Wie jedoch bereits Hevesi durch seine Bemerkung andeutete, war Zorn nicht der einzige, der mit Schraffen arbeitete, die oft die gesamte Bildfläche einnahmen. Diese Zeichenweise kann als international bezeichnet werden, sie findet sich auch in Frankreich (z. B. bei Pascal Dagnan-Bouveret) und in anderen Ländern; Klimt schöpfte alle Möglichkeiten aus, um besondere Wirkungen zu erzielen. Ein von ihm in der ersten Ausstellung der Secession gezeigtes Damenbildnis (Kat. Nr. 389) ist sicher als Höhepunkt dieser »maniera« anzusehen. Die Schwarz-Weißskala reicht hier vom bewusst freigelassenen Streifen Papier, als Spender höchster Helligkeit auf der rechten Seite, bis zu den extremen Dunkelheiten des Pelzes, der das durch den Lichtspalt erhellte, mit feinsten Schummerungen herausgearbeitete Gesicht rahmt. Rote Kreide setzte in den Haaren den einzigen farbigen Akzent. Die radial mit leichten Winkelabweichungen verlaufenden Schraffen des Pelzumhanges deuten Volumen an. Ein besonderer Reiz geht von dem kleinen, in die Helligkeit des Lichtspaltes hineinragenden Teiles des transparenten Hutschmuckes aus. [2]

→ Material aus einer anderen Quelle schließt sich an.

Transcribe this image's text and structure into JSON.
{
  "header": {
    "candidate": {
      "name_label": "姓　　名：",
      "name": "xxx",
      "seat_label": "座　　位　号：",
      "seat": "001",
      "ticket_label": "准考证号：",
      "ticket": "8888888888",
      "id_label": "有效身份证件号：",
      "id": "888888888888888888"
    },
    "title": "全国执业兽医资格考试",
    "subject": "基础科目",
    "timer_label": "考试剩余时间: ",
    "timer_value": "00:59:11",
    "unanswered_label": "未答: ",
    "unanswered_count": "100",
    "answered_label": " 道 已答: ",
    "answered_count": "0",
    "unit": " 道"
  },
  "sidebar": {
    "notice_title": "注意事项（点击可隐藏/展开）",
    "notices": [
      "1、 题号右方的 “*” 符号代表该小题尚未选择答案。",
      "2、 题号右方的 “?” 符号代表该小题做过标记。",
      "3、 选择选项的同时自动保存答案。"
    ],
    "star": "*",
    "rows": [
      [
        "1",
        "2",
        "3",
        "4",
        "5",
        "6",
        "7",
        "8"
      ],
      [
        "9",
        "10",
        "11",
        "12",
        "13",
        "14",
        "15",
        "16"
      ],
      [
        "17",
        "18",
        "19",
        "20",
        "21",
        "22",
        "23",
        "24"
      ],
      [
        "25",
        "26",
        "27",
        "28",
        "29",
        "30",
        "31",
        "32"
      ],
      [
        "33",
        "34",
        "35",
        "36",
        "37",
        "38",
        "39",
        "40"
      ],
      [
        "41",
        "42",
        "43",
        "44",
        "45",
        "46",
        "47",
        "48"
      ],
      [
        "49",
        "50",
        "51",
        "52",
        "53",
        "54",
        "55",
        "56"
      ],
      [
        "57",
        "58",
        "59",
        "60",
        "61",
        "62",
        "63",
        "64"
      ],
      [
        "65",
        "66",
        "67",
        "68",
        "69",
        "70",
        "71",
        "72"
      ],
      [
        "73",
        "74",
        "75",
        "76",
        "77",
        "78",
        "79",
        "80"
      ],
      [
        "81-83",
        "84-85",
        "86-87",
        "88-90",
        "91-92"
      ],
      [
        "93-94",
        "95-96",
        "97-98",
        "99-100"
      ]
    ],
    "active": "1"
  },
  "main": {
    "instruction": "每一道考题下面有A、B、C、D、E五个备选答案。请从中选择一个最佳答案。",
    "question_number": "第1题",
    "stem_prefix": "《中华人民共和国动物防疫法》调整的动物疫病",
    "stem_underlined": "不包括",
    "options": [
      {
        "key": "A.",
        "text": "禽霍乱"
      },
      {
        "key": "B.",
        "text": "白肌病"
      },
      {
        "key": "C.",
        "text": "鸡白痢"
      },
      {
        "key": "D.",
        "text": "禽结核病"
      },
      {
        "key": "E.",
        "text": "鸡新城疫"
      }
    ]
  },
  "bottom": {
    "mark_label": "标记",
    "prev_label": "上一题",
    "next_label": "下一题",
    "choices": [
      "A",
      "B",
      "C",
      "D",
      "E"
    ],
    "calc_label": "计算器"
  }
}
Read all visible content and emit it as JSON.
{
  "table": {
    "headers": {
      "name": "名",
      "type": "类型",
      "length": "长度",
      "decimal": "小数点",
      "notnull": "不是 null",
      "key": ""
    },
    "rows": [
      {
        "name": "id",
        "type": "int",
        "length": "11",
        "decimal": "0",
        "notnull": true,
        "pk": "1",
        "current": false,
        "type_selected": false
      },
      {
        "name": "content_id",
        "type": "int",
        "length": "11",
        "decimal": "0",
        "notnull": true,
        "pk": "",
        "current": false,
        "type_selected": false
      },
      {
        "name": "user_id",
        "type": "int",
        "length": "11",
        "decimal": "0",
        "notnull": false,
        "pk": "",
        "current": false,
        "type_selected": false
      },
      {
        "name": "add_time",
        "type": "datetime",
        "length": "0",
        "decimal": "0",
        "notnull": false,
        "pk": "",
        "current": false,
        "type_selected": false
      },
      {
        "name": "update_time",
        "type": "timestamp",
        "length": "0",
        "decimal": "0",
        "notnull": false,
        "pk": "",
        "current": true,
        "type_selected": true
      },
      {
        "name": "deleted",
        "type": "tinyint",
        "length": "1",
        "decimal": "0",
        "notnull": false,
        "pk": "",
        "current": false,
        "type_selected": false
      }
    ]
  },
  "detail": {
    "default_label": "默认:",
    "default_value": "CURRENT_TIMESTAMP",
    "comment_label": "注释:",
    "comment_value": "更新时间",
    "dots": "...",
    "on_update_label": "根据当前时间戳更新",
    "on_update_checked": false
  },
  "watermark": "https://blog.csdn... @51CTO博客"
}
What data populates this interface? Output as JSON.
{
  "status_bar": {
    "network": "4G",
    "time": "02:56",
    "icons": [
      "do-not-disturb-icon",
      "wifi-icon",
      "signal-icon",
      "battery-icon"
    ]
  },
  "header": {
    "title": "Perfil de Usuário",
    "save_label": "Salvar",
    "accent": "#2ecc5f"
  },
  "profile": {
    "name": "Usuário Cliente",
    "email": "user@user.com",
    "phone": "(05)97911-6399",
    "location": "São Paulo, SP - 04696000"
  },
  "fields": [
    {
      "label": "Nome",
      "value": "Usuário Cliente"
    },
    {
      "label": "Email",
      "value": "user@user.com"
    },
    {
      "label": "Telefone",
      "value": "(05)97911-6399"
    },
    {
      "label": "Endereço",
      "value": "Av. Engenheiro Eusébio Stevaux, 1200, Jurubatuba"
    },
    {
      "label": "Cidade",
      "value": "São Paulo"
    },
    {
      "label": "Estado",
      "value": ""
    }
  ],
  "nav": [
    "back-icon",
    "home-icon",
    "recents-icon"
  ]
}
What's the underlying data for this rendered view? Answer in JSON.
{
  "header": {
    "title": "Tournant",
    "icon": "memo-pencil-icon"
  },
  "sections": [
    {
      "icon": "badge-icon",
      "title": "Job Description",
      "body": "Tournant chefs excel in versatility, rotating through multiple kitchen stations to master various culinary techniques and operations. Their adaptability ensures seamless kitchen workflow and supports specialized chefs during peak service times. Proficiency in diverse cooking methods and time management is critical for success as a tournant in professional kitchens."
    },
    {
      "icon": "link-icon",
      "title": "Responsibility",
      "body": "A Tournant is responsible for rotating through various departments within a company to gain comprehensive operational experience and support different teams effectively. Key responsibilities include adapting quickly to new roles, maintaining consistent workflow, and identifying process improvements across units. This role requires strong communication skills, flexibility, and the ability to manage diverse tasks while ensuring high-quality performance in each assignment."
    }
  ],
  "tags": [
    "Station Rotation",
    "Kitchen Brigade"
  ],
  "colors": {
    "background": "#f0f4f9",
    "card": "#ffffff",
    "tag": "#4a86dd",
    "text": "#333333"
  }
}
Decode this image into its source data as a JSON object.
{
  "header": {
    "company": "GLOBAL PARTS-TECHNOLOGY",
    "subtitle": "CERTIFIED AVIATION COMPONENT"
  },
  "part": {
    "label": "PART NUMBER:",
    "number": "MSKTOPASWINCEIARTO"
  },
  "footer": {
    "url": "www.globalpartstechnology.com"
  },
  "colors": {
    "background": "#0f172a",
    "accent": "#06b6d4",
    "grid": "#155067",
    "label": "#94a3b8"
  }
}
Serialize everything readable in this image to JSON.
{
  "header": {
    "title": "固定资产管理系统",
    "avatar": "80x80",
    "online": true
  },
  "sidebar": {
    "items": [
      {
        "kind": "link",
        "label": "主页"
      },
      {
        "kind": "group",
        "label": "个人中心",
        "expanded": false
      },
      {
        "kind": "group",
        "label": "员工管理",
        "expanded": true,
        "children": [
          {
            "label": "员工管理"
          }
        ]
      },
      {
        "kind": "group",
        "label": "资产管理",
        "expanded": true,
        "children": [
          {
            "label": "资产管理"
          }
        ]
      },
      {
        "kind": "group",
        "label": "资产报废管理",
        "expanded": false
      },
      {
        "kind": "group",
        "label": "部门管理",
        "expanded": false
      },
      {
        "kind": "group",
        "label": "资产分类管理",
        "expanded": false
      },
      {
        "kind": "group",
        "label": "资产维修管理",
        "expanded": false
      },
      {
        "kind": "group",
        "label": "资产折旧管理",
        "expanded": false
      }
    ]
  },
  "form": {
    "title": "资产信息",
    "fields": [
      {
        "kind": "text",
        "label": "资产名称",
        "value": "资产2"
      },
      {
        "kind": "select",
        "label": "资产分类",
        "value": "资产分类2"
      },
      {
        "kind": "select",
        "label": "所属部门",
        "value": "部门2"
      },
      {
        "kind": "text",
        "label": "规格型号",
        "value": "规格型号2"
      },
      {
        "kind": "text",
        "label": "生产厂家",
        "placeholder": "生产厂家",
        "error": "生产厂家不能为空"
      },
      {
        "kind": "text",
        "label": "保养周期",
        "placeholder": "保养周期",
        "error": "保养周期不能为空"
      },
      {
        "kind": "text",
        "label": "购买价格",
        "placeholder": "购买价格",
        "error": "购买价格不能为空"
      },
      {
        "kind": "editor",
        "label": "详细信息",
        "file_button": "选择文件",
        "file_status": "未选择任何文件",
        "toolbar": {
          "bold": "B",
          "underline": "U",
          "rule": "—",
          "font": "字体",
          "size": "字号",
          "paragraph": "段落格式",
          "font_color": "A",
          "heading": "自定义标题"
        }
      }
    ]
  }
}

Diesem wie auch den anderen im Dreiviertelprofil wiedergegebenen Brustbildern (Kat. Nr. 383–95, 400, 406–08) stehen auch einzelne in Vorderansicht gezeichnete Bildnisse gegenüber (Kat. Nr. 398, 405). In der Überzahl sind jedoch die Profilbildnisse. Als wichtiges Beispiel dieser Art ein Pastell, das Kniestück einer im Lehnstuhl nach links sitzenden Dame (Kat. Nr. 392), das auf dem Gebiet des Bildnisses in seiner Eingebundenheit in die Fläche ein Gegenstück zur »Tragödie« (Kat. Nr. 340) bildet.
Der von der Klimtforschung in den 1898 gemalten Bildnissen festgestellte Einfluss des Porträts der Mutter von James Abbot McNeill Whistler hat auch für die Zeichnungen dieser Art Geltung. Allein die größere Anzahl der Profildarstellungen dürfte darauf zurückzuführen sein. Derartige Anregungen liegen wohl auch der alten Frau des Doppelbildnisses (Kat. Nr. 382) zugrunde, der auch die Haltung des in dem Blatt (Kat. Nr. 397) dargestellten Mannes entspricht; seine Stellung ist wiederum jener der Modelle für »Schubert am Klavier I« (Kat. Nr. 312/13) nicht unähnlich. Varianten des von Whistler herkommenden Motivs, einer in einem Lehnstuhl sitzenden Frau, sind aber auch in der Zeichnung (Kat. Nr. 388), in welcher der Lehnstuhl durch Überschneidungen des Umhanges eine sehr eigenwillige Form angenommen hat sowie in Kat. Nr. 391/92 und 401 festzustellen. Aus manchen Bildniszeichnungen (Kat. Nr.395/96 und 408) sind mit Ausnahme der Haare Schraffen und Schummerungen verschwunden. Für diese Blätter sind Umrisslinien bestimmend, eine Art des Zeichenstils, der in die Zukunft weist.